Par ailleurs, le contrat de professionnalisation proprement-dit ne mentionne pas expressément le titre professionnel en vue duquel la formation est entreprise.
Ainsi, il a été vainement recherché dans les documents contractuels que la formation concernant M. [N] concernerait le TP 128 M en plus du 148 M. A ce titre, si l’employeur justifie de l’obtention par le salarié, le 23 juillet 2019, du TP 128 M et produit une annexe 3 au contrat de travail qui y fait référence, il n’est pas établi que tel était l’objectif du contrat pour le salarié, lequel s’était engagé pour une formation de 16 mois correspondant à la formation TP 148 M, là où celle correspondant au TP 128 M dure 12 mois.
Or, il résulte tant des écritures que du courrier du 2 décembre 2019 que le salarié a échoué à deux reprises à obtenir le permis EC (super poids-lourd), équivalent au TP 148 M.
Aucune clause du contrat n’est relative à l’hypothèse de non-obtention du titre professionnel en vue duquel le contrat de professionnalisation est conclu.

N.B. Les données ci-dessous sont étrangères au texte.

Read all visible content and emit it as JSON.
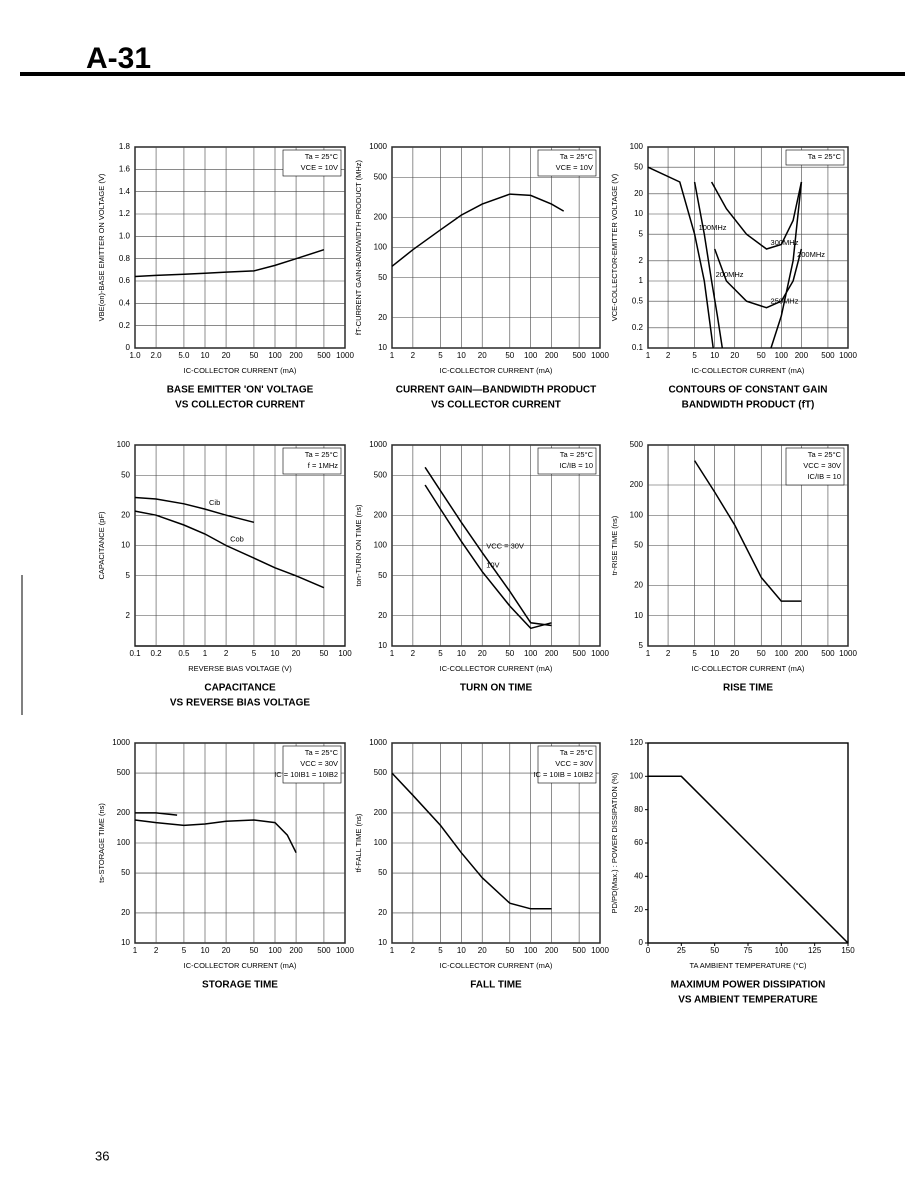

Néanmoins, il doit être admis que cette circonstance prive le contrat de son objet. En effet, le fait que le salarié soit en mesure d’exercer une mise à disposition auprès de l’entreprise adhérente avec une qualification de moindre niveau ne peut être considéré comme permettant la réalisation de la formation contractuellement déterminée. Partant, il ne peut être considéré que la non-exécution de la formation pratique contractuellement prévue ait été abusive dès lors que le titre professionnel qui la conditionne n’a pas été obtenu, dans des circonstances indépendantes de la volonté du salarié.
En conséquence, l’employeur doit être débouté de sa demande en paiement de dommages et intérêts au titre de la rupture abusive, le jugement entrepris étant confirmé sur ce point.
III – Sur les autres demandes.
Le dispositif du jugement entrepris sera formellement infirmé pour deux de ses mentions comportant des expressions impropres et erreur dans le patronyme du salarié.
Le jugement entrepris sera confirmé en ses dispositions relatives aux frais irrépétibles et dépens.
Succombant à l’instance, l’association sera déboutée de ses demandes relatives aux frais irrépétibles. Elle sera condamnée aux entiers dépens d’appel.
PAR CES MOTIFS
La cour,
Statuant par arrêt rendu par défaut et publiquement, par mise à disposition au greffe, les parties ayant été préalablement avisées dans les conditions de l’article 450 du code de procédure civile,
Dans la limite de la dévolution,
INFIRME le jugement rendu le 18 juillet 2022 par le conseil de prud’hommes de Lyon en ce qu’il a :
— Jugé que l’employeur a puisé (sic) son pouvoir disciplinaire en tolérant l’absence de M. [H] (sic) à son activité ;
— Jugé que le préjudice financier n’est pas opposable à M. [N] ;
CONFIRME ledit jugement pour le surplus ;
Y AJOUTANT,
DÉBOUTE l’association Groupement d’Employeurs pour l’Insertion et la Qualification Transport « Avenir Emploi en Rhône-Alpes », Geiq AERA de ses autres demandes ;
CONDAMNE l’association Groupement d’Employeurs pour l’Insertion et la Qualification Transport « Avenir Emploi en Rhône-Alpes », Geiq AERA aux entiers dépens de l’appel.